Python全功能PDF工具箱GUI:支持转换、加密、旋转、图片提取、日志记录等多功能操作

发布于:2025-04-20 ⋅ 阅读:(35) ⋅ 点赞:(0)

使用Python打造一款集成 PDF转换、编辑、加密、解密、图片提取、日志追踪 等多个功能于一体的桌面工具应用(Tkinter + ttkbootstrap + PyPDF2 等库)。

✨项目背景与开发动机

在日常办公或学习中,我们经常会遇到各种关于PDF文件的操作需求,比如:

  • 将 PDF 转换成 Word 文档编辑

  • 合并多个PDF为一个

  • 分割PDF,按页导出

  • 去掉PDF水印、加密、解密

  • 从PDF中提取图片

  • 将PDF每一页转为图片

  • 旋转/删除指定页面

  • 记录最近处理文件和操作日志

虽然市场上存在很多PDF软件,但免费+轻量+跨平台的桌面工具仍较少。于是我决定用 Python 打造一个集所有功能于一身的 PDF 工具箱,方便自己和他人使用!

🛠️主要技术栈与依赖

模块 功能
tkinter + ttkbootstrap GUI 构建
tkinterDnD2 拖拽支持
PyPDF2, pdfplumber, fitz(PyMuPDF) PDF编辑核心
pdf2image, PIL PDF转图片
docx Word文档生成
threading, json, os 多线程处理和状态记录

📂功能结构总览

该程序结构如下图(部分简化):

PDFToolboxApp
├── PDF 转 Word(支持去水印)
├── PDF 分割(每页单独导出)
├── PDF 合并
├── PDF 加密 / 解密
├── 提取 PDF 中的图片
├── 页面旋转
├── 删除指定页面
├── PDF 转图片
└── 查看日志记录

接下来我们分模块详细介绍每个功能实现。


🧾基础组件与通用功能

🔹 日志与历史文件记录

  • log_action(action, file)
    每次用户进行操作(如打开、转换文件)都记录到日志文件 pdf_toolbox_logs.txt 中。
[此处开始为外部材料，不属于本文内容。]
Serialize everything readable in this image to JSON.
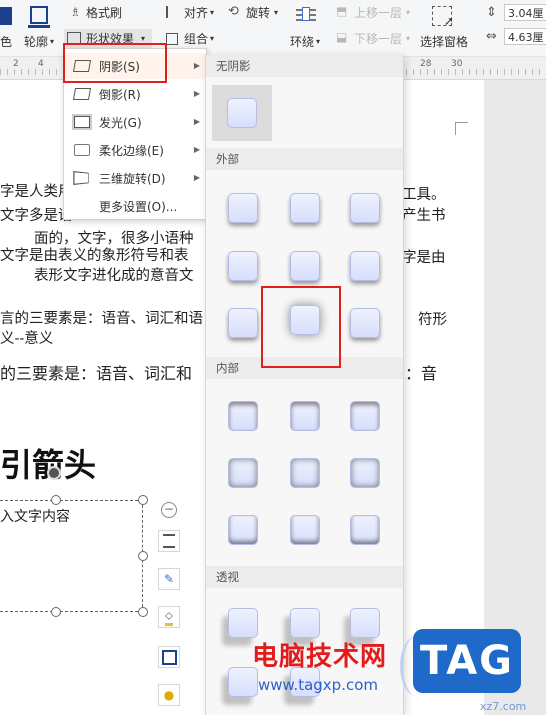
{
  "ribbon": {
    "format_painter": "格式刷",
    "align": "对齐",
    "rotate": "旋转",
    "move_up": "上移一层",
    "outline": "轮廓",
    "shape_effect": "形状效果",
    "group": "组合",
    "wrap": "环绕",
    "move_down": "下移一层",
    "selection_pane": "选择窗格",
    "left_cut": "色",
    "height_value": "3.04厘",
    "width_value": "4.63厘"
  },
  "ruler": {
    "ticks": [
      "2",
      "4",
      "28",
      "30"
    ]
  },
  "document": {
    "lines": [
      "字是人类用",
      "文字多是语",
      "面的，文字，很多小语种",
      "文字是由表义的象形符号和表",
      "表形文字进化成的意音文",
      "言的三要素是：语音、词汇和语",
      "义--意义",
      "的三要素是：语音、词汇和"
    ],
    "right_fragments": [
      "工具。",
      "产生书",
      "字是由",
      "符形",
      "：音"
    ],
    "heading": "引箭头",
    "textbox_text": "入文字内容"
  },
  "shape_menu": {
    "items": [
      {
        "label": "阴影(S)"
      },
      {
        "label": "倒影(R)"
      },
      {
        "label": "发光(G)"
      },
      {
        "label": "柔化边缘(E)"
      },
      {
        "label": "三维旋转(D)"
      },
      {
        "label": "更多设置(O)..."
      }
    ]
  },
  "gallery": {
    "no_shadow": "无阴影",
    "outer": "外部",
    "inner": "内部",
    "perspective": "透视"
  },
  "watermark": {
    "site_name": "电脑技术网",
    "url": "www.tagxp.com",
    "logo": "TAG",
    "corner": "xz7.com"
  },
  "colors": {
    "highlight_red": "#e0201b",
    "swatch_fill": "#dfe5fc",
    "watermark_blue": "#1f69c8"
  }
}
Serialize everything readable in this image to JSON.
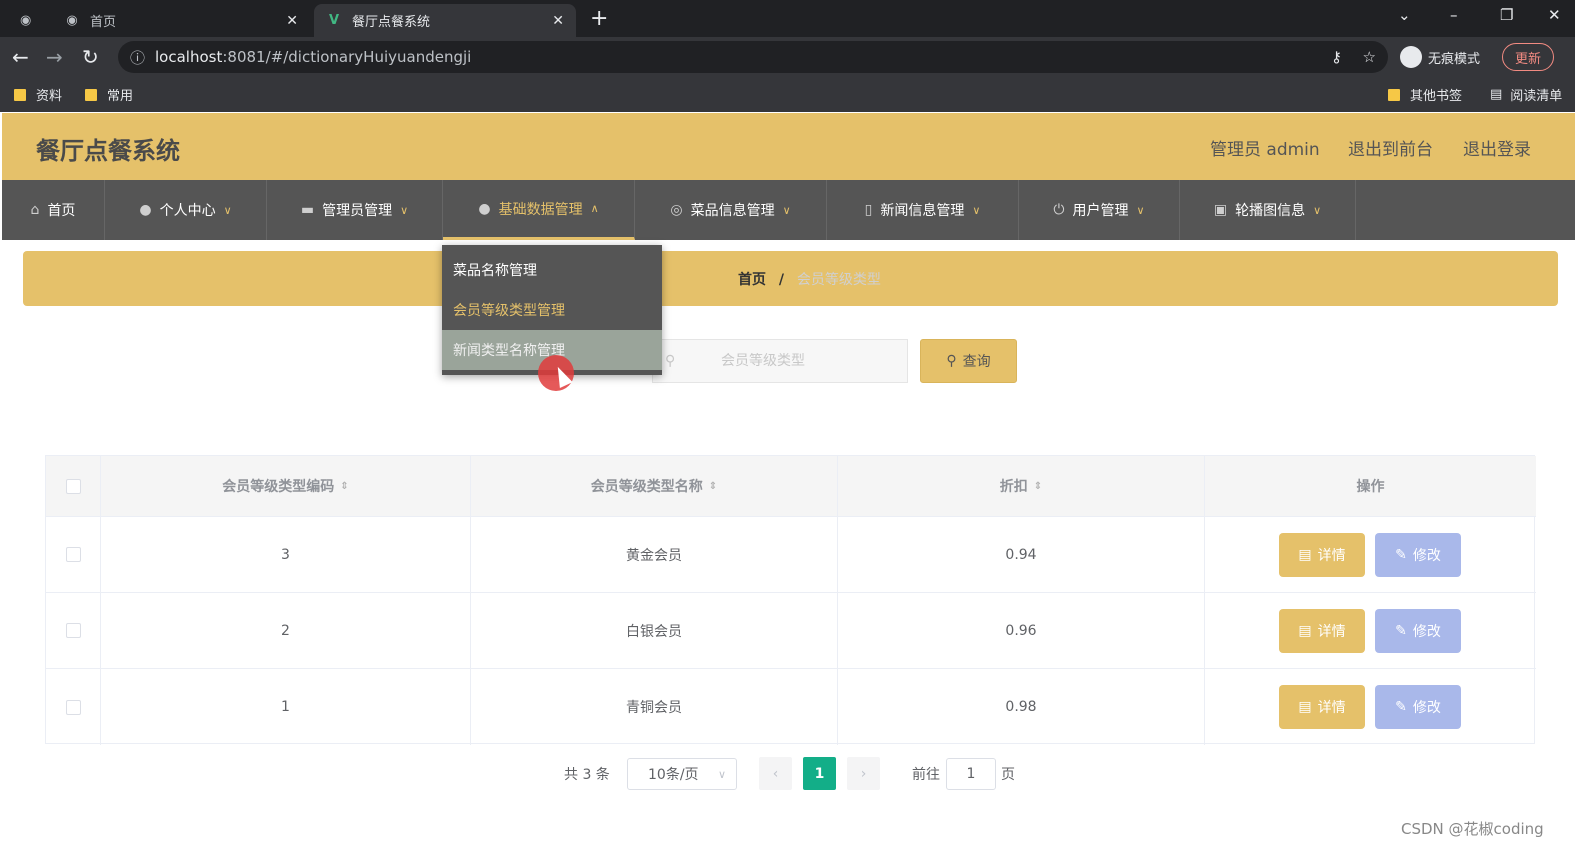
{
  "browser": {
    "tabs": [
      {
        "label": "首页",
        "active": false
      },
      {
        "label": "餐厅点餐系统",
        "active": true
      }
    ],
    "url_host": "localhost",
    "url_rest": ":8081/#/dictionaryHuiyuandengji",
    "incognito_label": "无痕模式",
    "update_label": "更新",
    "bookmarks": [
      "资料",
      "常用"
    ],
    "other_bookmarks": "其他书签",
    "reading_list": "阅读清单"
  },
  "header": {
    "title": "餐厅点餐系统",
    "user": "管理员 admin",
    "to_front": "退出到前台",
    "logout": "退出登录"
  },
  "nav": {
    "items": [
      {
        "label": "首页",
        "icon": "home-icon"
      },
      {
        "label": "个人中心",
        "icon": "user-icon"
      },
      {
        "label": "管理员管理",
        "icon": "briefcase-icon"
      },
      {
        "label": "基础数据管理",
        "icon": "user-icon"
      },
      {
        "label": "菜品信息管理",
        "icon": "compass-icon"
      },
      {
        "label": "新闻信息管理",
        "icon": "phone-icon"
      },
      {
        "label": "用户管理",
        "icon": "power-icon"
      },
      {
        "label": "轮播图信息",
        "icon": "chart-icon"
      }
    ]
  },
  "dropdown": {
    "items": [
      "菜品名称管理",
      "会员等级类型管理",
      "新闻类型名称管理"
    ]
  },
  "breadcrumb": {
    "home": "首页",
    "sep": "/",
    "current": "会员等级类型"
  },
  "search": {
    "placeholder": "会员等级类型",
    "button": "查询"
  },
  "table": {
    "columns": [
      "会员等级类型编码",
      "会员等级类型名称",
      "折扣",
      "操作"
    ],
    "rows": [
      {
        "code": "3",
        "name": "黄金会员",
        "discount": "0.94"
      },
      {
        "code": "2",
        "name": "白银会员",
        "discount": "0.96"
      },
      {
        "code": "1",
        "name": "青铜会员",
        "discount": "0.98"
      }
    ],
    "detail_label": "详情",
    "edit_label": "修改"
  },
  "pagination": {
    "total": "共 3 条",
    "page_size": "10条/页",
    "current_page": "1",
    "goto_prefix": "前往",
    "goto_value": "1",
    "goto_suffix": "页"
  },
  "watermark": "CSDN @花椒coding",
  "colors": {
    "accent": "#e5c16a",
    "nav_bg": "#555555",
    "edit_btn": "#a9b8ea",
    "page_active": "#13ae88"
  }
}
  • add_to_history(filepath)
    最近打开文件记录在 pdf_toolbox_history.json 中,便于下次快速访问。

  • get_recent_history()
    读取最近10个操作过的文件。

🔹 去水印功能

def remove_watermark(text):
    WATERMARK_KEYWORDS = ["Confidential", "Watermark", "Do Not Copy", "内部资料", "机密"]
    return '\n'.join(line for line in text.split('\n') if not any(wm in line for wm in WATERMARK_KEYWORDS))

📄PDF 转 Word(支持去水印)

pdfplumber.open(path) → page.extract_text() → remove_watermark() → Word文档

  • 使用 pdfplumber 提取 PDF 每一页文本内容

  • 可勾选“去水印”选项过滤掉机密/水印文本

  • 保存为 .docx 格式,支持拖拽上传PDF


✂️PDF 分割

每页导出为独立文件:

for i, page in enumerate(reader.pages): 
    writer.add_page(page) 
    writer.write(f"page_{i+1}.pdf")

用户选择PDF并设置导出目录后,将每一页保存为独立PDF文件。


➕PDF 合并

多文件合并为一个:

for f in files: 
    for p in PdfReader(f).pages:     
        writer.add_page(p)

支持多选文件,按照选择顺序合并。


🔐PDF 加密 / 解密

  • 加密: 输入密码 → 写入新PDF

  • 解密: 输入正确密码 → 导出解密版本

writer.encrypt(password) reader.decrypt(password)


🖼️提取PDF图片

使用 fitz(PyMuPDF)逐页扫描PDF,提取嵌入图片并保存为 PNG:

for page_index in range(len(doc)): 
    for img in doc[page_index].get_images(full=True): 
        pix = fitz.Pixmap(doc, img[0]) pix.save(...)

🔄页面旋转

用户输入:

  • 页码:1,2,3

  • 角度:90

代码示例:

if i + 1 in pages: 
    page.rotate(angle)


🗑️删除指定页面

输入页码列表,如 2,5,7,将这些页从PDF中删除并保存新版本。


🖼️PDF 转图片(每页转 PNG)

images = convert_from_path(file) 
for i, img in enumerate(images): 
    img.save(f"page_{i+1}.png")

适合需要提取PDF为PPT使用或网页插图等。


🧾日志查看

简单读取 pdf_toolbox_logs.txt 文件,展示操作记录,便于溯源。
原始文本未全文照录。